Institute of Legal Medicine, Department of Forensic Toxicology, University Hospital, Goethe University, Frankfurt/Main, Germany.
Department of Nephrology, Medical Clinic III, University Hospital, Goethe University, Frankfurt/Main, Germany.
PLoS One. 2020 Aug 10;15(8):e0237383. doi: 10.1371/journal.pone.0237383. eCollection 2020.
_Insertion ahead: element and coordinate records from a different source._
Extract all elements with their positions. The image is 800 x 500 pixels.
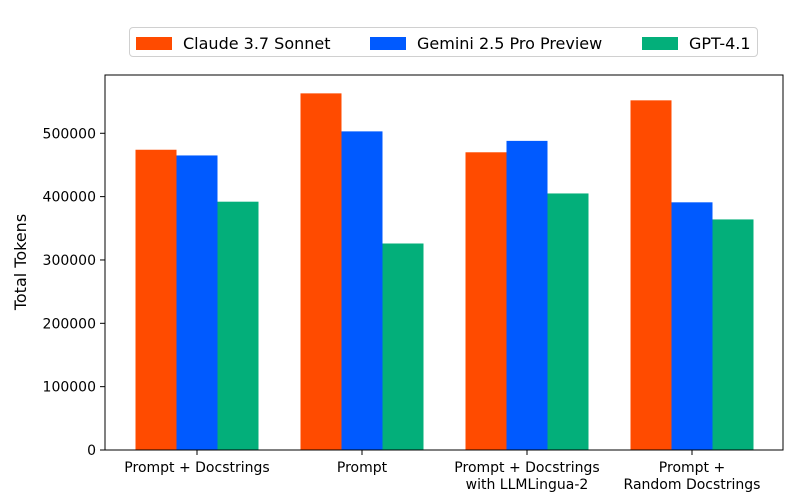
x-tick-label: Prompt + Docstrings bbox=[454, 460, 599, 476]
bar-gpt-4-1 bbox=[217, 201, 259, 450]
legend-item-claude: Claude 3.7 Sonnet bbox=[136, 34, 331, 53]
legend-label-gpt: GPT-4.1 bbox=[689, 34, 751, 53]
y-tick-label: 300000 bbox=[43, 253, 96, 269]
legend-label-gemini: Gemini 2.5 Pro Preview bbox=[417, 34, 603, 53]
y-axis: 0 100000 200000 300000 400000 500000 bbox=[43, 126, 105, 459]
bars-group bbox=[135, 93, 754, 451]
legend-swatch-gpt bbox=[642, 37, 678, 50]
legend-label-claude: Claude 3.7 Sonnet bbox=[183, 34, 331, 53]
x-tick-label: Prompt bbox=[337, 460, 388, 476]
bar-gemini-2-5-pro-preview bbox=[176, 155, 218, 450]
bar-claude-3-7-sonnet bbox=[630, 100, 672, 451]
bar-gpt-4-1 bbox=[712, 219, 754, 450]
y-tick-label: 200000 bbox=[43, 316, 96, 332]
bar-gpt-4-1 bbox=[547, 193, 589, 450]
bar-gemini-2-5-pro-preview bbox=[506, 140, 548, 451]
x-axis: Prompt + Docstrings Prompt Prompt + Docstr… bbox=[124, 450, 760, 493]
legend-item-gpt: GPT-4.1 bbox=[642, 34, 751, 53]
legend-swatch-gemini bbox=[370, 37, 406, 50]
legend-item-gemini: Gemini 2.5 Pro Preview bbox=[370, 34, 602, 53]
y-axis-label: Total Tokens bbox=[11, 214, 30, 311]
bar-claude-3-7-sonnet bbox=[465, 152, 507, 451]
bar-claude-3-7-sonnet bbox=[300, 93, 342, 450]
bar-gpt-4-1 bbox=[382, 243, 424, 450]
y-tick-label: 400000 bbox=[43, 190, 96, 206]
x-tick-label: Random Docstrings bbox=[624, 477, 761, 493]
plot-frame bbox=[104, 74, 784, 451]
x-tick-label: Prompt + bbox=[659, 460, 725, 476]
legend-swatch-claude bbox=[136, 37, 172, 50]
x-tick-label: with LLMLingua-2 bbox=[466, 477, 589, 493]
y-tick-label: 500000 bbox=[43, 126, 96, 142]
y-tick-label: 0 bbox=[87, 443, 96, 459]
bar-claude-3-7-sonnet bbox=[135, 149, 177, 450]
x-tick-label: Prompt + Docstrings bbox=[124, 460, 269, 476]
bar-gemini-2-5-pro-preview bbox=[341, 131, 383, 450]
legend: Claude 3.7 Sonnet Gemini 2.5 Pro Preview… bbox=[129, 27, 758, 57]
y-tick-label: 100000 bbox=[43, 380, 96, 396]
bar-gemini-2-5-pro-preview bbox=[671, 202, 713, 450]
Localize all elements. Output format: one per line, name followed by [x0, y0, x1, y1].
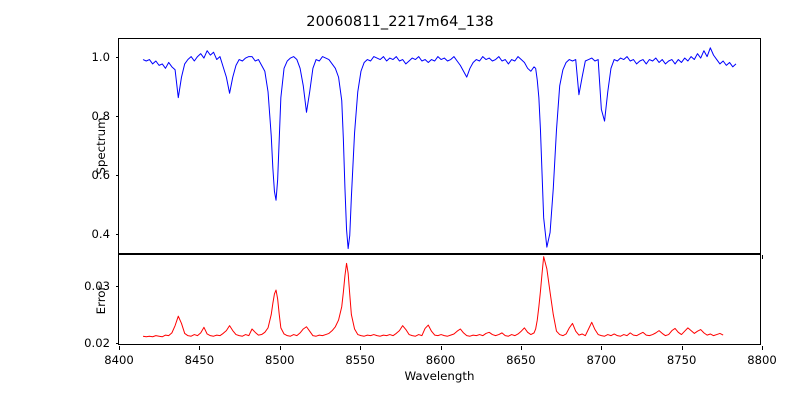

With obesity having doubled in the last decade, hypertension is on the rise. In one-third of hypertensive patients the metabolic syndrome is present. This might be one factor for the increasing number of prescriptions for angiotensin receptor blockers and calcium-channel blockers besides a more favorable risk-to-benefit ratio. The aim of the present study was to evaluate a therapeutic drug monitoring (TDM) method for assessment of adherence based on cut-offs in inpatients and to compare it to an established urine drug screening in outpatients. A method for quantification of calcium-channel blockers and angiotensin receptor blockers using high-performance liquid chromatography-tandem mass spectrometric analysis (LC-MS/MS) was developed and validated. The method was applied to serum samples of 32 patients under supervised medication to establish cut-off values for adherence assessment based on dose-related concentrations (DRC, calculated from pharmacokinetic data). Furthermore, corresponding urine and blood samples of 42 outpatients without supervised medication were analysed and the results compared with regard to adherence assessment. All serum concentrations measured for amlodipine (n = 40), lercanidipine (n = 14), candesartan (n = 10), telmisartan (n = 4) and valsartan (n = 10) in inpatients were above the patient specific lower DRC confirming adherence. Of 42 outpatients the identification of analytes in urine as well as the quantification in serum exhibited differing results. According to urinalysis, adherence was demonstrated in only 87.0% of prescriptions, compared to 91.3% for serum analyses. Differences were observed for amlodipine, lercanidipine and candesartan which can be explained by a higher specificity of the serum analysis approach due to pharmacokinetics. The present study confirms that assessing adherence based on serum drug concentrations with individually calculated lower DRCs is more accurate than using qualitative urine analysis. In particular, drugs with low bioavailability, low renal excretion or high metabolism rate such as lercanidipine and candesartan may lead to underestimation of adherence via urine analysis.
由于过去十年肥胖症的发病率翻了一番,高血压的发病率也在上升。三分之一的高血压患者存在代谢综合征。这可能是血管紧张素受体阻滞剂和钙通道阻滞剂处方数量增加的一个因素,此外,这些药物的风险收益比也更有利。本研究的目的是评估一种基于住院患者的药物浓度监测(TDM)方法来评估药物依从性,并将其与已建立的门诊尿液药物筛查方法进行比较。建立了一种使用高效液相色谱-串联质谱分析(LC-MS/MS)定量钙通道阻滞剂和血管紧张素受体阻滞剂的方法,并对其进行了验证。该方法应用于 32 名接受监督用药的患者的血清样本中,根据与剂量相关的浓度(DRC,根据药代动力学数据计算得出)建立药物依从性评估的截止值。此外,还分析了 42 名未接受监督用药的门诊患者的相应尿液和血液样本,并比较了评估药物依从性的结果。所有住院患者测量的氨氯地平(n = 40)、乐卡地平(n = 14)、坎地沙坦(n = 10)、替米沙坦(n = 4)和缬沙坦(n = 10)的血清浓度均高于患者特异性的较低 DRC,证实了药物依从性。42 名门诊患者中,尿液样本中分析物的鉴定和血清样本的定量结果不同。根据尿液分析,药物依从性仅在 87.0%的处方中得到证实,而血清分析的依从性为 91.3%。氨氯地平、乐卡地平和坎地沙坦的结果存在差异,这可以用血清分析方法由于药代动力学而具有更高的特异性来解释。本研究证实,基于个体计算的较低 DRC 的血清药物浓度评估药物依从性比使用定性尿液分析更准确。特别是对于生物利用度低、肾排泄率低或代谢率高的药物,如乐卡地平利坎地沙坦,通过尿液分析可能会低估药物依从性。